Poettering: Revisiting how we put together Linux systems

Posted Sep 4, 2014 23:20 UTC (Thu) by NightMonkey (subscriber, #23051) [Link] (4 responses)

No need to take it personally. But, sad to say, you learned a good lesson the hard way in sysadmining - never rely on one system for anything vital. :)

Again, the answer to system hangs (which are *inevitable* - this is *commodity hardware* we're talking about most of the time, not mainframes) is remote power booters. I don't like living in the DC, myself.

Poettering: Revisiting how we put together Linux systems

Posted Sep 4, 2014 23:33 UTC (Thu) by Cyberax (✭ supporter ✭, #52523) [Link]

Lots of companies can't afford to make a completely redundant infrastructure. Especially if you have a fairly powerful server (that one was handling storage for CCTV streams and lots of other tasks). And anyway, it's non-trivial in any case.

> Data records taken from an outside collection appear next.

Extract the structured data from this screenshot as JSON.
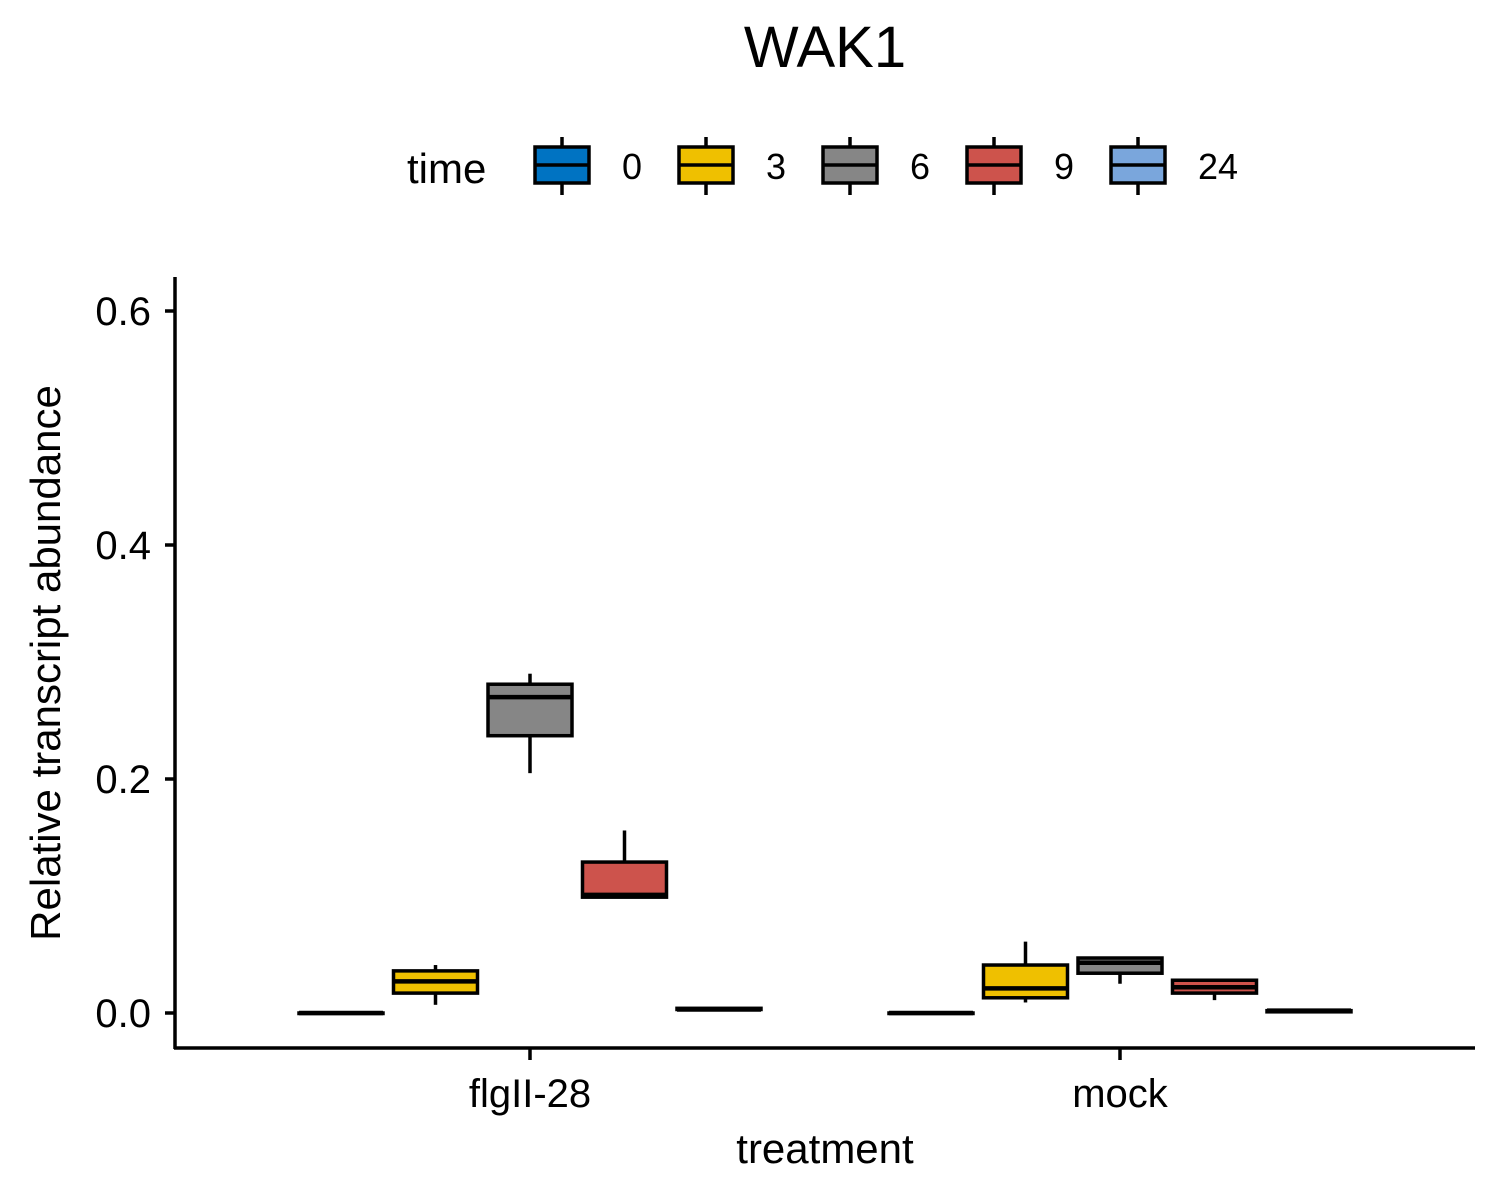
{
  "chart_data": {
    "type": "boxplot",
    "title": "WAK1",
    "xlabel": "treatment",
    "ylabel": "Relative transcript abundance",
    "ylim": [
      -0.03,
      0.63
    ],
    "yticks": [
      0.0,
      0.2,
      0.4,
      0.6
    ],
    "ytick_labels": [
      "0.0",
      "0.2",
      "0.4",
      "0.6"
    ],
    "categories": [
      "flgII-28",
      "mock"
    ],
    "legend": {
      "title": "time",
      "position": "top"
    },
    "series": [
      {
        "name": "0",
        "color": "#0073C2",
        "boxes": [
          {
            "min": 0.0,
            "q1": 0.0,
            "median": 0.0,
            "q3": 0.0,
            "max": 0.0
          },
          {
            "min": 0.0,
            "q1": 0.0,
            "median": 0.0,
            "q3": 0.0,
            "max": 0.0
          }
        ]
      },
      {
        "name": "3",
        "color": "#EFC000",
        "boxes": [
          {
            "min": 0.007,
            "q1": 0.017,
            "median": 0.027,
            "q3": 0.036,
            "max": 0.041
          },
          {
            "min": 0.009,
            "q1": 0.013,
            "median": 0.021,
            "q3": 0.041,
            "max": 0.061
          }
        ]
      },
      {
        "name": "6",
        "color": "#868686",
        "boxes": [
          {
            "min": 0.205,
            "q1": 0.237,
            "median": 0.27,
            "q3": 0.281,
            "max": 0.29
          },
          {
            "min": 0.025,
            "q1": 0.034,
            "median": 0.043,
            "q3": 0.047,
            "max": 0.048
          }
        ]
      },
      {
        "name": "9",
        "color": "#CD534C",
        "boxes": [
          {
            "min": 0.099,
            "q1": 0.099,
            "median": 0.101,
            "q3": 0.129,
            "max": 0.156
          },
          {
            "min": 0.011,
            "q1": 0.017,
            "median": 0.022,
            "q3": 0.028,
            "max": 0.029
          }
        ]
      },
      {
        "name": "24",
        "color": "#7AA6DC",
        "boxes": [
          {
            "min": 0.003,
            "q1": 0.003,
            "median": 0.003,
            "q3": 0.004,
            "max": 0.004
          },
          {
            "min": 0.001,
            "q1": 0.001,
            "median": 0.002,
            "q3": 0.002,
            "max": 0.002
          }
        ]
      }
    ]
  }
}
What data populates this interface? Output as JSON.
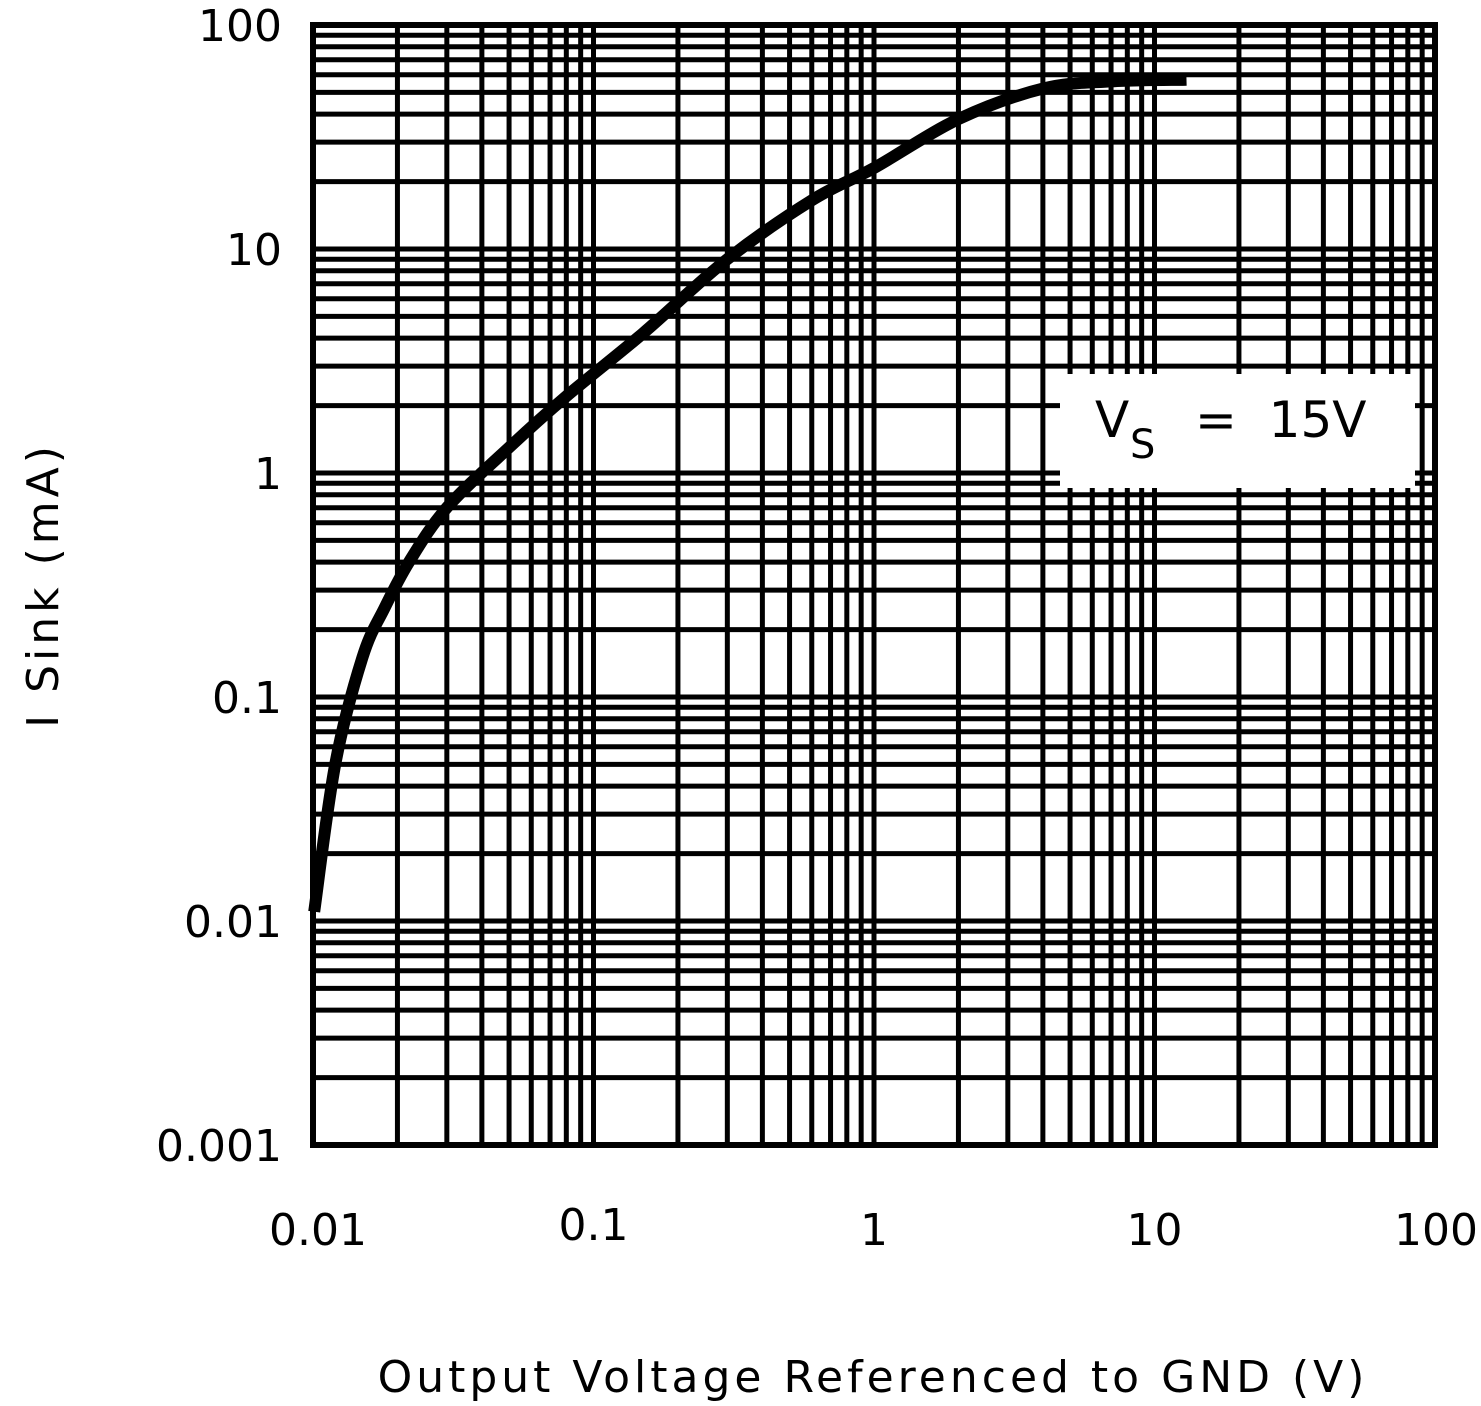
{
  "chart_data": {
    "type": "line",
    "title": "",
    "xlabel": "Output Voltage Referenced to GND (V)",
    "ylabel": "I Sink (mA)",
    "xscale": "log",
    "yscale": "log",
    "xlim": [
      0.01,
      100
    ],
    "ylim": [
      0.001,
      100
    ],
    "x_ticks": [
      "0.01",
      "0.1",
      "1",
      "10",
      "100"
    ],
    "y_ticks": [
      "0.001",
      "0.01",
      "0.1",
      "1",
      "10",
      "100"
    ],
    "grid": true,
    "annotations": [
      {
        "text": "VS = 15V",
        "main": "V",
        "subscript": "S",
        "rest": "=  15V"
      }
    ],
    "series": [
      {
        "name": "VS = 15V",
        "x": [
          0.0101,
          0.012,
          0.015,
          0.018,
          0.022,
          0.03,
          0.05,
          0.08,
          0.15,
          0.3,
          0.6,
          1,
          2,
          4,
          7,
          13
        ],
        "y": [
          0.011,
          0.05,
          0.15,
          0.25,
          0.4,
          0.7,
          1.3,
          2.2,
          4.2,
          9,
          16.5,
          23,
          38,
          52,
          56,
          57
        ]
      }
    ]
  },
  "colors": {
    "line": "#000000",
    "grid": "#000000",
    "background": "#ffffff"
  }
}
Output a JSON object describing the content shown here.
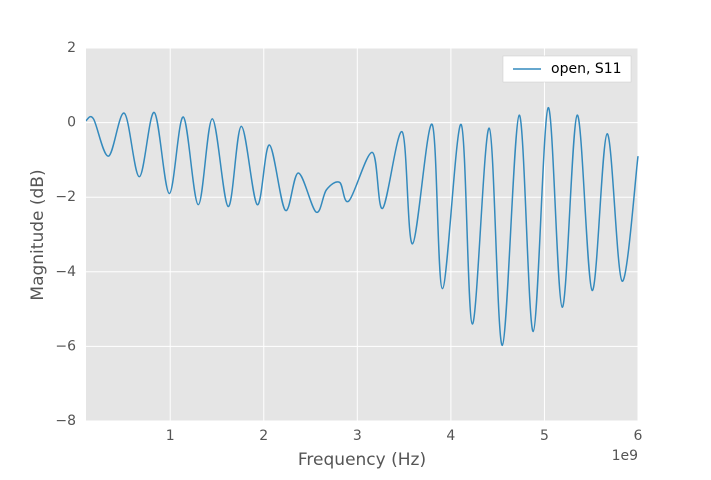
{
  "chart_data": {
    "type": "line",
    "x_label": "Frequency (Hz)",
    "y_label": "Magnitude (dB)",
    "x_offset_text": "1e9",
    "x": [
      0.1,
      0.18,
      0.34,
      0.51,
      0.67,
      0.83,
      0.99,
      1.14,
      1.3,
      1.45,
      1.62,
      1.76,
      1.93,
      2.06,
      2.23,
      2.37,
      2.56,
      2.67,
      2.81,
      2.91,
      3.16,
      3.27,
      3.48,
      3.59,
      3.8,
      3.91,
      4.11,
      4.23,
      4.41,
      4.55,
      4.73,
      4.88,
      5.04,
      5.19,
      5.35,
      5.51,
      5.67,
      5.83,
      6.0
    ],
    "series": [
      {
        "name": "open, S11",
        "color": "#348abd",
        "values": [
          0.05,
          0.1,
          -0.9,
          0.25,
          -1.45,
          0.27,
          -1.9,
          0.15,
          -2.2,
          0.1,
          -2.25,
          -0.1,
          -2.2,
          -0.6,
          -2.35,
          -1.35,
          -2.4,
          -1.8,
          -1.6,
          -2.1,
          -0.8,
          -2.3,
          -0.25,
          -3.25,
          -0.05,
          -4.45,
          -0.05,
          -5.4,
          -0.15,
          -5.97,
          0.2,
          -5.6,
          0.4,
          -4.95,
          0.2,
          -4.5,
          -0.3,
          -4.25,
          -0.9
        ]
      }
    ],
    "xlim": [
      0.1,
      6
    ],
    "ylim": [
      -8,
      2
    ],
    "xticks": [
      1,
      2,
      3,
      4,
      5,
      6
    ],
    "yticks": [
      {
        "value": -8,
        "label": "−8"
      },
      {
        "value": -6,
        "label": "−6"
      },
      {
        "value": -4,
        "label": "−4"
      },
      {
        "value": -2,
        "label": "−2"
      },
      0,
      2
    ],
    "grid": true,
    "legend": "upper right"
  }
}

> Again, the answer to system hangs (which are *inevitable* - this is *commodity hardware* we're talking about most of the time, not mainframes) is remote power booters.
Oh, I've witnessed mainframe hangups. Remote reboot is nice, but that server was from around 2006 so it didn't have IPMI and the datacenter where it was hosted offered only manual reboots.

Poettering: Revisiting how we put together Linux systems

Posted Sep 5, 2014 4:09 UTC (Fri) by raven667 (subscriber, #5198) [Link] (2 responses)

> - never rely on one system for anything vital. :)

That sounds dangerously close to internalizing and making excuses for unreliable software rather than engineering better systems that work even in the crazy imperfect world, duct taping and RPS to the side of a machine is in addition to not a replacement for making it work right in the first place.

Poettering: Revisiting how we put together Linux systems

Posted Sep 5, 2014 4:43 UTC (Fri) by NightMonkey (subscriber, #23051) [Link] (1 responses)

It might sound close, but it isn't. :)

I don't think what you are saying are actually separate tasks. All software has bugs.

Poettering: Revisiting how we put together Linux systems

Posted Sep 5, 2014 14:45 UTC (Fri) by raven667 (subscriber, #5198) [Link]

Sure all software has bugs but the risk and impact are not equally distributed.